Maybe; he did a video about Musk and “what he learned from him.” Ali and co are creating very superficial content so that people can feel like they’re learning a lot but without applying any actual critical thinking skills. It’s all a part of the self-help machine that shills the same stuff: pay this exorbitant fee to get better, to be smarter, to grow your business, etc. It doesn’t behoove these people to have their viewers actually think critically about it what people like Ali are saying. It’s bad for business. That’s how Musk operates too, so why wouldn’t they worship him mindlessly?
People been running businesses for thousands of years without the need for Twitter self-help circlejerk community. Obviously this is all a bunch of feelgood trash for young impressionable up-and-commers who think that selling some Notion icons or some copywriting masterclass is a business. They've managed to take the word business back to its root form of Busyness—gotta wake up at 3 AM and apply Elon Musk's morning routine, then Bill Gates' brunch routine, then work out like David Goggins, then tweet threads like Naval, then do X like Y.
My problem is with the fact that this content has been taken over by people like Abdaal who outsource this
tit to randoms.

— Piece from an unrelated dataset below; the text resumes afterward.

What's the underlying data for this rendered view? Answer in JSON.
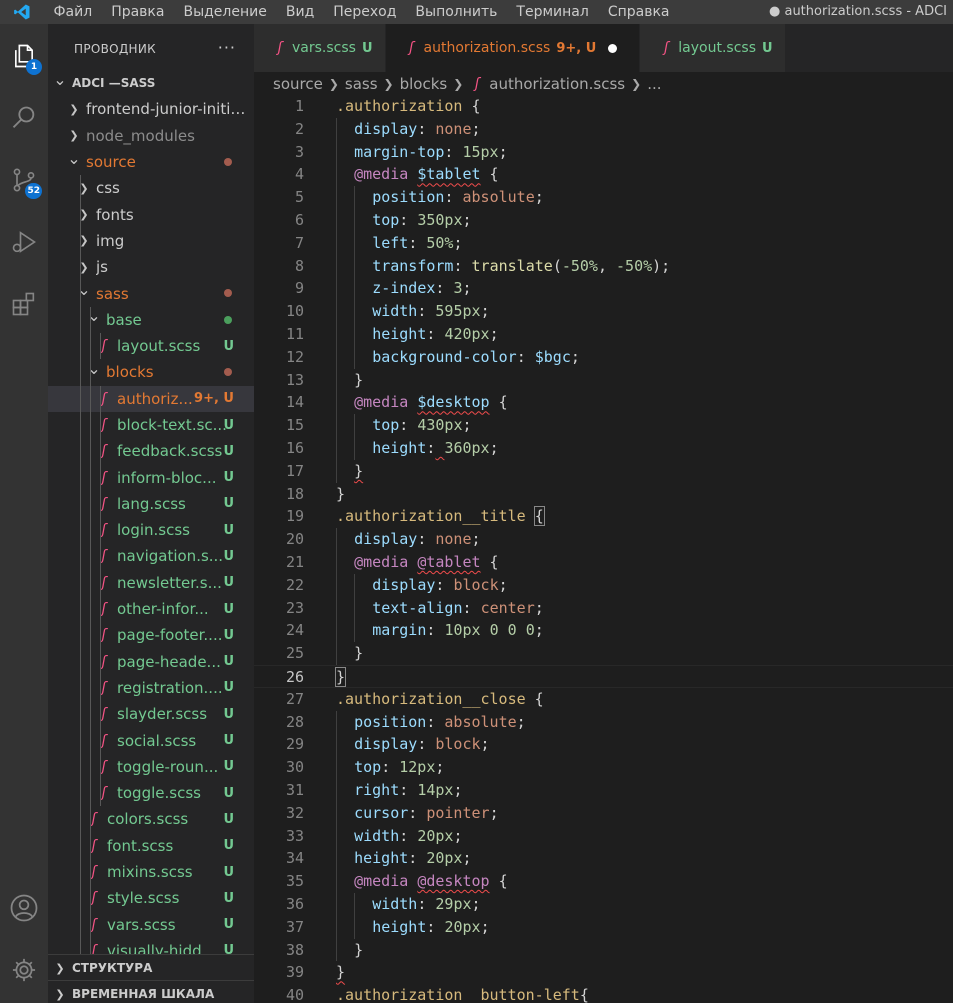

It has no value, it's just spam presented in an artificial, almost mechanical way, so as to get likes and so-called engagement, which most of the time is just "YEAH MAN SICK ADVICE" or some row of fire emojis or something. It's almost consumed like a drug and dispensed as such. I dunno how many times you can hear the same nuggets of wisdom from 20 different people before you feel like enough is enough. At some point one has to stop giving a
tit about what Elon Musk does in the morning or what Tim Cook's special smoothie is and just accumulate real life experiences with the mistakes that come along with that.